Property Settlement is the legal process to transfer the ownership from the property seller to the property buyer. This process is conducted conventionally by the legal and financial representatives of both parties.
While you can negotiate the settlement by yourself, legal and financial representatives are professionals who will aim to protect your interest by ensuring the documentation is correct. They are also in a better position to advise you on paying taxes, stamp duty and other legal paperwork required.
2. What is the settlement period on a house?
The date of the settlement is set by the seller of the property. Usually, the settlement period is between 30 to 90 days from the day the contract of sale is signed. However, this can be negotiated.
3. How can I prepare for settlement?
The best you can do is make sure all your documents are in line and you’ve crossed off each of the items on the below checklist.
The contract of sale is signed and dated with an agreed-upon settlement date.
Financial arrangements like stamp duty, home insurance, etc have been organised prior to the settlement day.
Ensure documents are filed for the registration of the property and other paperwork is completed.
Your representatives have conducted a title search and any third-party owners holding rights over the property have been removed.
You are entitled for a property inspection before the settlement date. So, make sure the property is in the same condition on the settlement day as it was when you signed the contract of sale. A few things to pay close attention to would be wall fittings, heating/cooling systems, and other structures. You can also arrange for a building inspector for a professional opinion.
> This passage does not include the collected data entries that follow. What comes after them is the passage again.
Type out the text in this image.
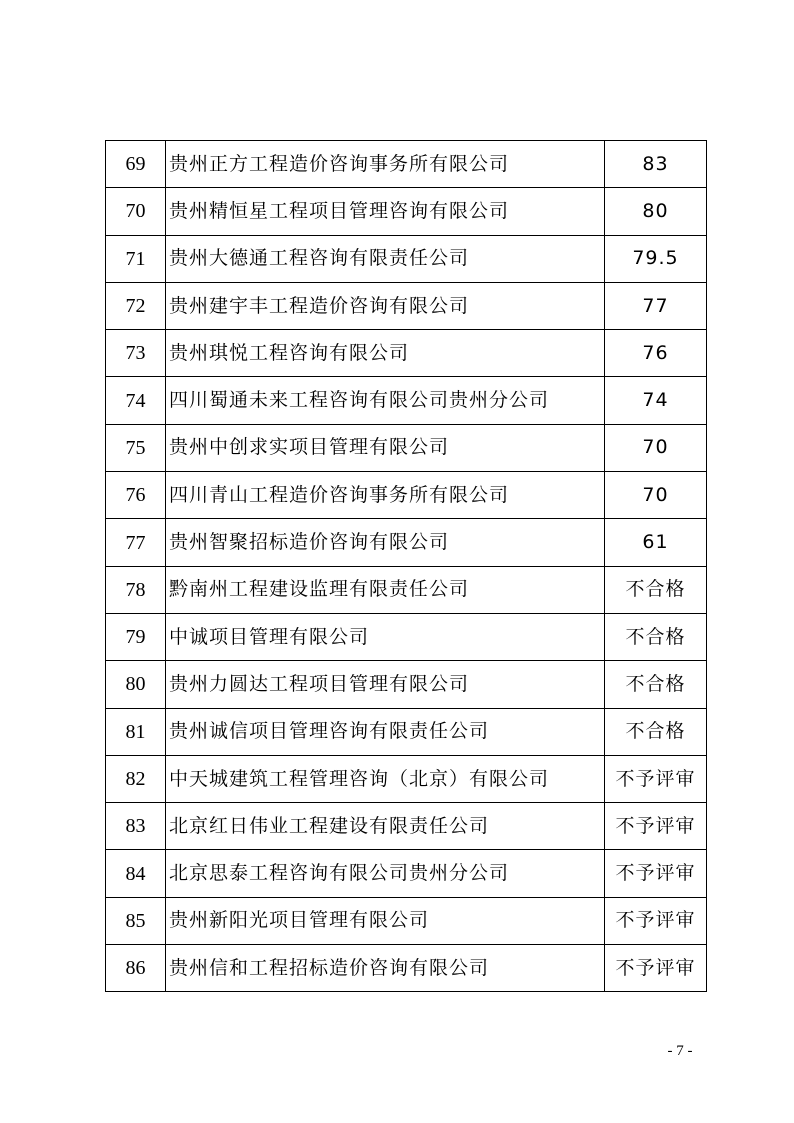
69	贵州正方工程造价咨询事务所有限公司	83
70	贵州精恒星工程项目管理咨询有限公司	80
71	贵州大德通工程咨询有限责任公司	79.5
72	贵州建宇丰工程造价咨询有限公司	77
73	贵州琪悦工程咨询有限公司	76
74	四川蜀通未来工程咨询有限公司贵州分公司	74
75	贵州中创求实项目管理有限公司	70
76	四川青山工程造价咨询事务所有限公司	70
77	贵州智聚招标造价咨询有限公司	61
78	黔南州工程建设监理有限责任公司	不合格
79	中诚项目管理有限公司	不合格
80	贵州力圆达工程项目管理有限公司	不合格
81	贵州诚信项目管理咨询有限责任公司	不合格
82	中天城建筑工程管理咨询（北京）有限公司	不予评审
83	北京红日伟业工程建设有限责任公司	不予评审
84	北京思泰工程咨询有限公司贵州分公司	不予评审
85	贵州新阳光项目管理有限公司	不予评审
86	贵州信和工程招标造价咨询有限公司	不予评审
- 7 -
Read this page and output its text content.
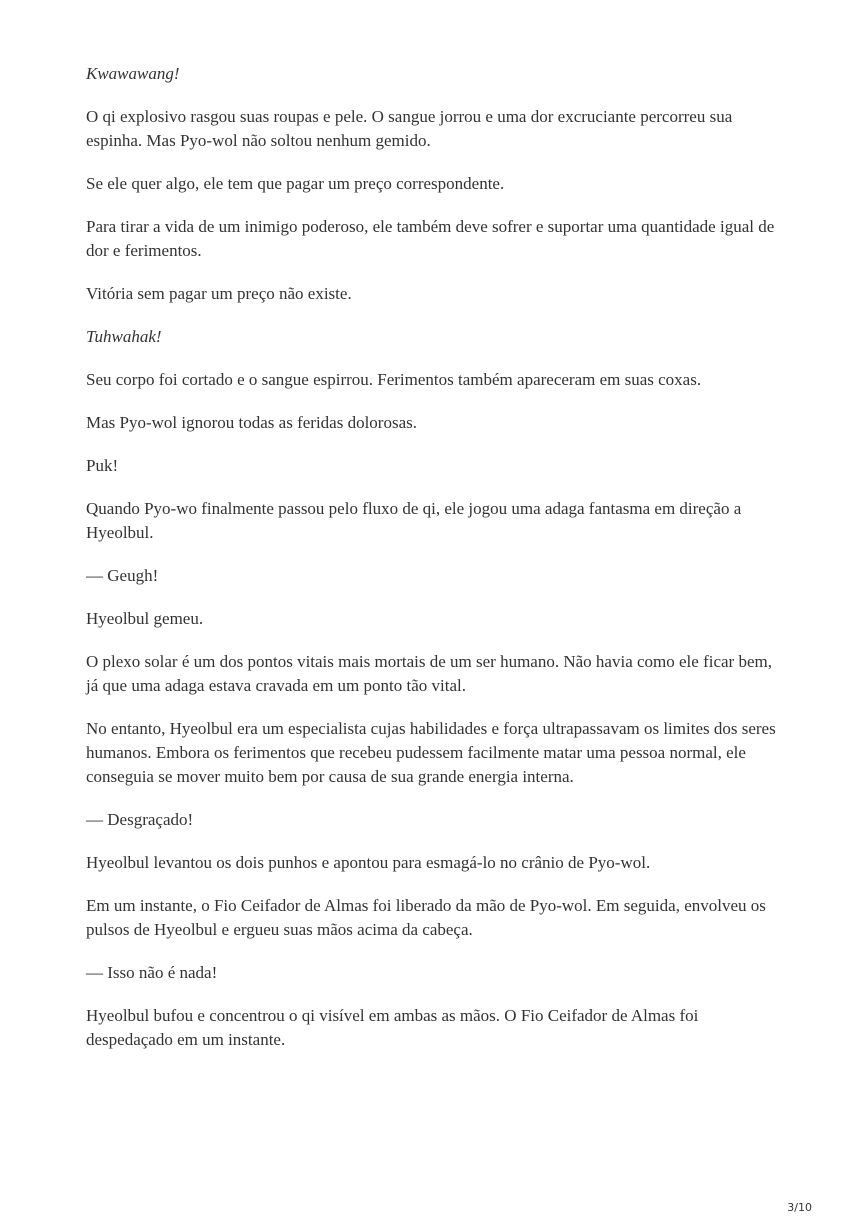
Kwawawang!

O qi explosivo rasgou suas roupas e pele. O sangue jorrou e uma dor excruciante percorreu sua espinha. Mas Pyo-wol não soltou nenhum gemido.

Se ele quer algo, ele tem que pagar um preço correspondente.

Para tirar a vida de um inimigo poderoso, ele também deve sofrer e suportar uma quantidade igual de dor e ferimentos.

Vitória sem pagar um preço não existe.

Tuhwahak!

Seu corpo foi cortado e o sangue espirrou. Ferimentos também apareceram em suas coxas.

Mas Pyo-wol ignorou todas as feridas dolorosas.

Puk!

Quando Pyo-wo finalmente passou pelo fluxo de qi, ele jogou uma adaga fantasma em direção a Hyeolbul.

— Geugh!

Hyeolbul gemeu.

O plexo solar é um dos pontos vitais mais mortais de um ser humano. Não havia como ele ficar bem, já que uma adaga estava cravada em um ponto tão vital.

No entanto, Hyeolbul era um especialista cujas habilidades e força ultrapassavam os limites dos seres humanos. Embora os ferimentos que recebeu pudessem facilmente matar uma pessoa normal, ele conseguia se mover muito bem por causa de sua grande energia interna.

— Desgraçado!

Hyeolbul levantou os dois punhos e apontou para esmagá-lo no crânio de Pyo-wol.

Em um instante, o Fio Ceifador de Almas foi liberado da mão de Pyo-wol. Em seguida, envolveu os pulsos de Hyeolbul e ergueu suas mãos acima da cabeça.

— Isso não é nada!

Hyeolbul bufou e concentrou o qi visível em ambas as mãos. O Fio Ceifador de Almas foi despedaçado em um instante.

3/10
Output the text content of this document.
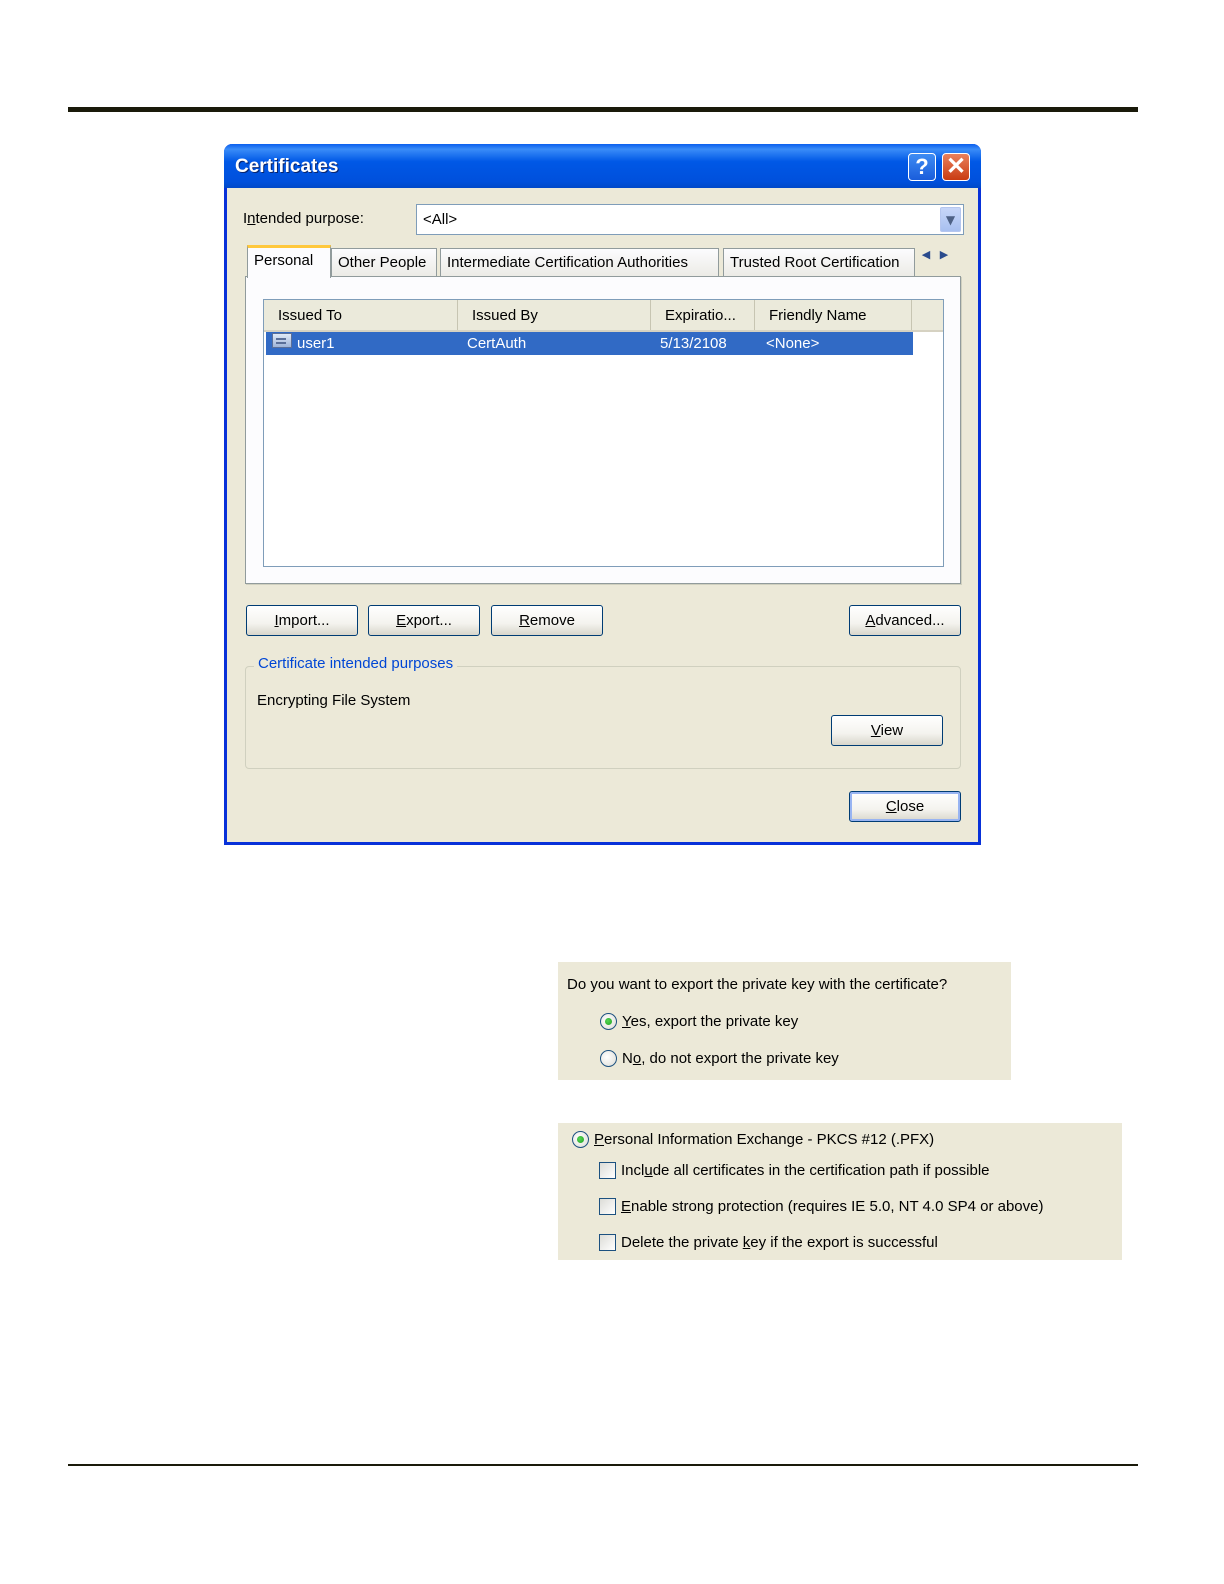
Certificates	? ✕
Intended purpose:	<All>	▼
Personal	Other People	Intermediate Certification Authorities	Trusted Root Certification	◀ ▶
Issued To	Issued By	Expiratio...	Friendly Name
user1	CertAuth	5/13/2108	<None>
Import...	Export...	Remove	Advanced...
Certificate intended purposes
Encrypting File System
View
Close
Do you want to export the private key with the certificate?
Yes, export the private key
No, do not export the private key
Personal Information Exchange - PKCS #12 (.PFX)
Include all certificates in the certification path if possible
Enable strong protection (requires IE 5.0, NT 4.0 SP4 or above)
Delete the private key if the export is successful
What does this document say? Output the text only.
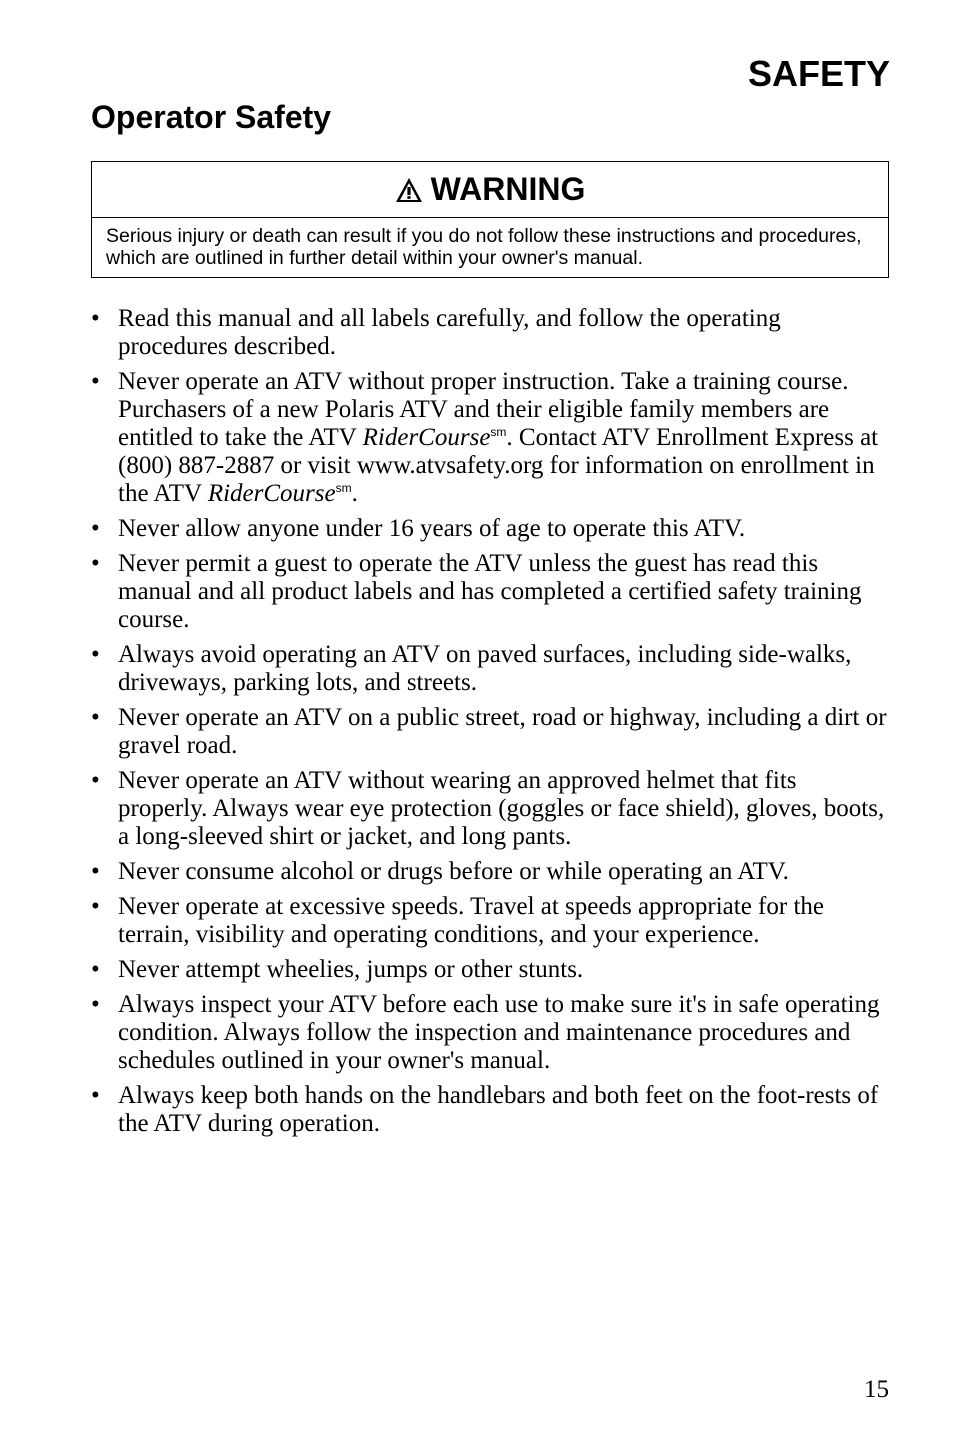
SAFETY
Operator Safety
WARNING
Serious injury or death can result if you do not follow these instructions and procedures, which are outlined in further detail within your owner's manual.
• Read this manual and all labels carefully, and follow the operating procedures described.
• Never operate an ATV without proper instruction. Take a training course. Purchasers of a new Polaris ATV and their eligible family members are entitled to take the ATV RiderCourse$^{sm}$. Contact ATV Enrollment Express at (800) 887-2887 or visit www.atvsafety.org for information on enrollment in the ATV RiderCourse$^{sm}$.
• Never allow anyone under 16 years of age to operate this ATV.
• Never permit a guest to operate the ATV unless the guest has read this manual and all product labels and has completed a certified safety training course.
• Always avoid operating an ATV on paved surfaces, including side-walks, driveways, parking lots, and streets.
• Never operate an ATV on a public street, road or highway, including a dirt or gravel road.
• Never operate an ATV without wearing an approved helmet that fits properly. Always wear eye protection (goggles or face shield), gloves, boots, a long-sleeved shirt or jacket, and long pants.
• Never consume alcohol or drugs before or while operating an ATV.
• Never operate at excessive speeds. Travel at speeds appropriate for the terrain, visibility and operating conditions, and your experience.
• Never attempt wheelies, jumps or other stunts.
• Always inspect your ATV before each use to make sure it's in safe operating condition. Always follow the inspection and maintenance procedures and schedules outlined in your owner's manual.
• Always keep both hands on the handlebars and both feet on the foot-rests of the ATV during operation.
15
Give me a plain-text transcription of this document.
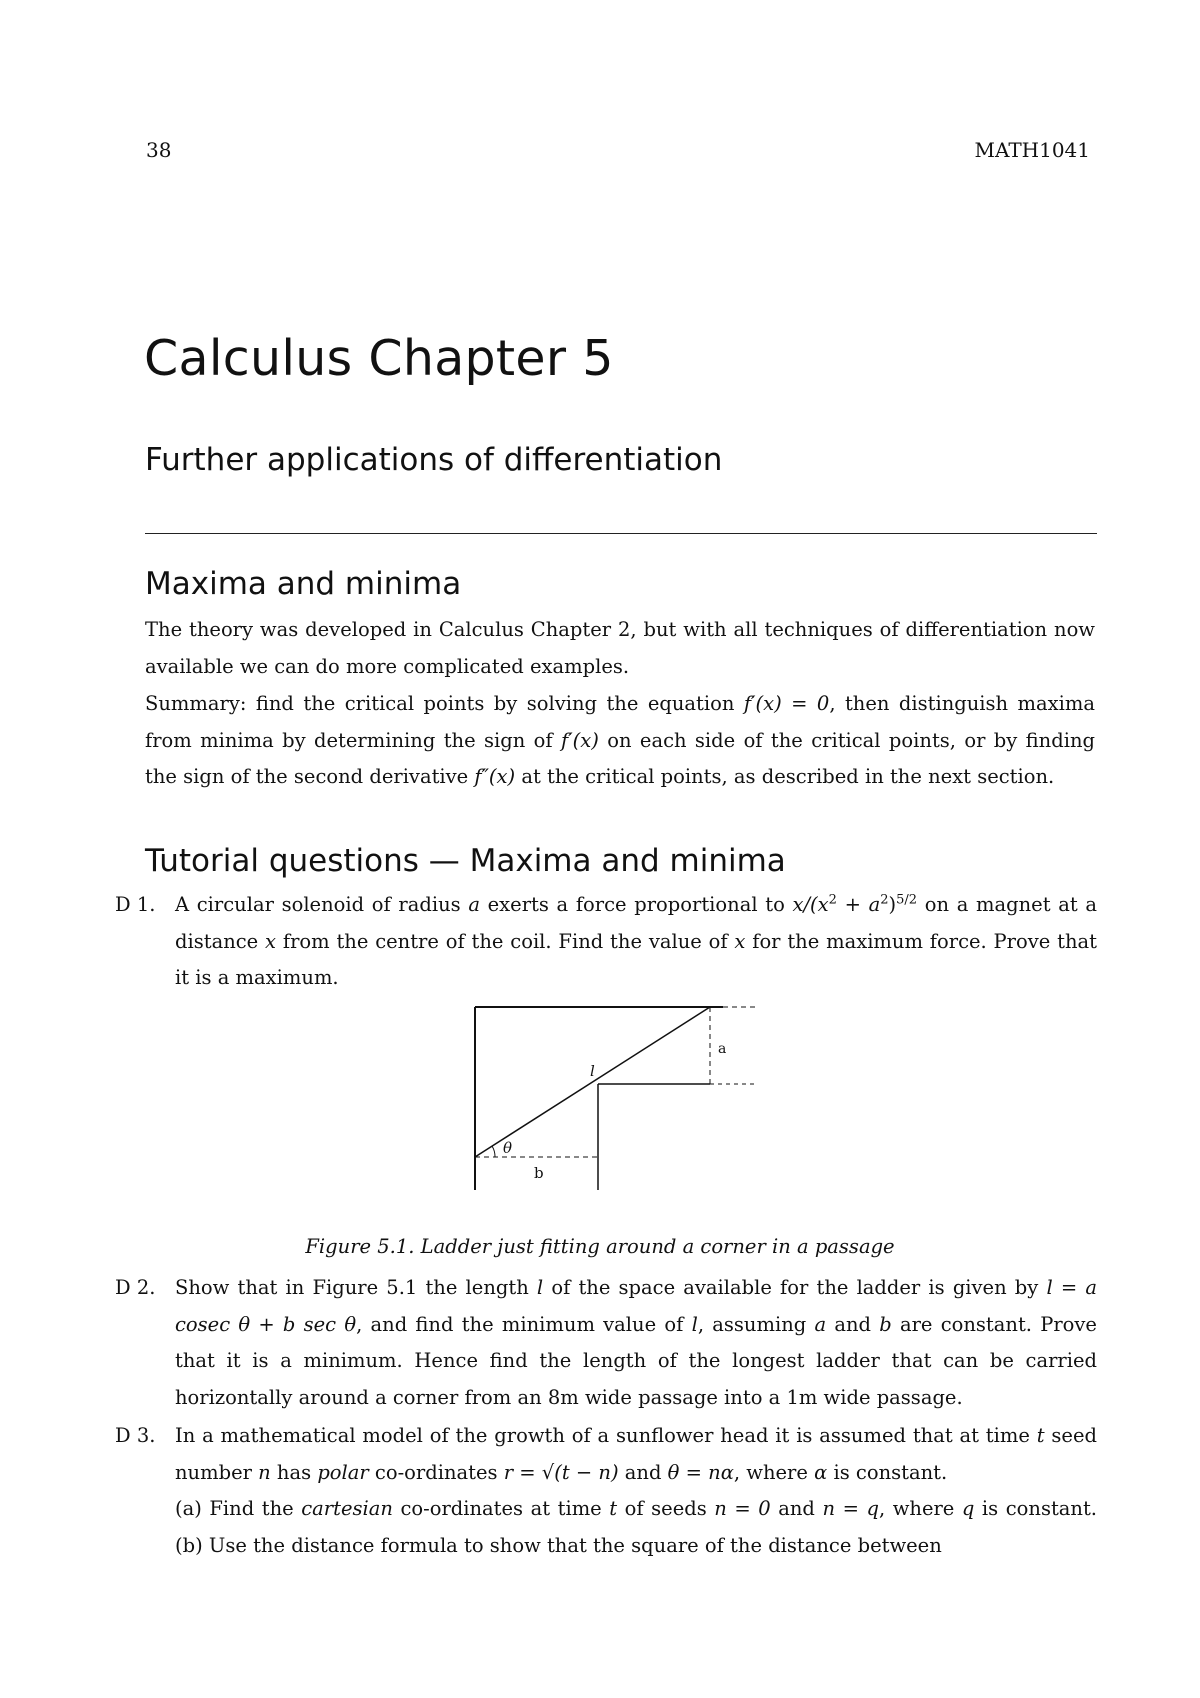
38	MATH1041
Calculus Chapter 5
Further applications of differentiation
Maxima and minima

The theory was developed in Calculus Chapter 2, but with all techniques of differentiation now available we can do more complicated examples.

Summary: find the critical points by solving the equation f′(x) = 0, then distinguish maxima from minima by determining the sign of f′(x) on each side of the critical points, or by finding the sign of the second derivative f″(x) at the critical points, as described in the next section.

Tutorial questions — Maxima and minima
D 1.	A circular solenoid of radius a exerts a force proportional to $x/(x^2 + a^2)^{5/2}$ on a magnet at a distance x from the centre of the coil. Find the value of x for the maximum force. Prove that it is a maximum.
a
b
l
θ
Figure 5.1. Ladder just fitting around a corner in a passage
D 2.	Show that in Figure 5.1 the length l of the space available for the ladder is given by l = a cosec θ + b sec θ, and find the minimum value of l, assuming a and b are constant. Prove that it is a minimum. Hence find the length of the longest ladder that can be carried horizontally around a corner from an 8m wide passage into a 1m wide passage.
D 3.	In a mathematical model of the growth of a sunflower head it is assumed that at time t seed number n has polar co-ordinates r = √(t − n) and θ = nα, where α is constant.

(a) Find the cartesian co-ordinates at time t of seeds n = 0 and n = q, where q is constant. (b) Use the distance formula to show that the square of the distance between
4. What to expect on the day of settlement?
Your legal or financial representatives will be the professionals managing this for you from liaising with the bank to arranging the meeting with the seller and their representatives.
They will make sure that other fees like transfer duty, taxes etc have been taken care of. You don’t need to be present on the settlement day. All documents can be signed by you and handed over to your representative beforehand. Once this is completed, you can legally take possession of the property.
5. What happens after the settlement?
Until the day of the settlement, the rates and other fees of the property were the responsibility of the seller. Now that ownership has been transferred and you are the titular owner of the property, after the settlement day these expenses are now your responsibility.
Property settlement can be exciting and stressful at the same time. Just remember to find representatives you trust and double-check your paperwork thoroughly. After all, this will be a decision you will be living with for a long time. The best you can do is to know what to expect and prepare for the same.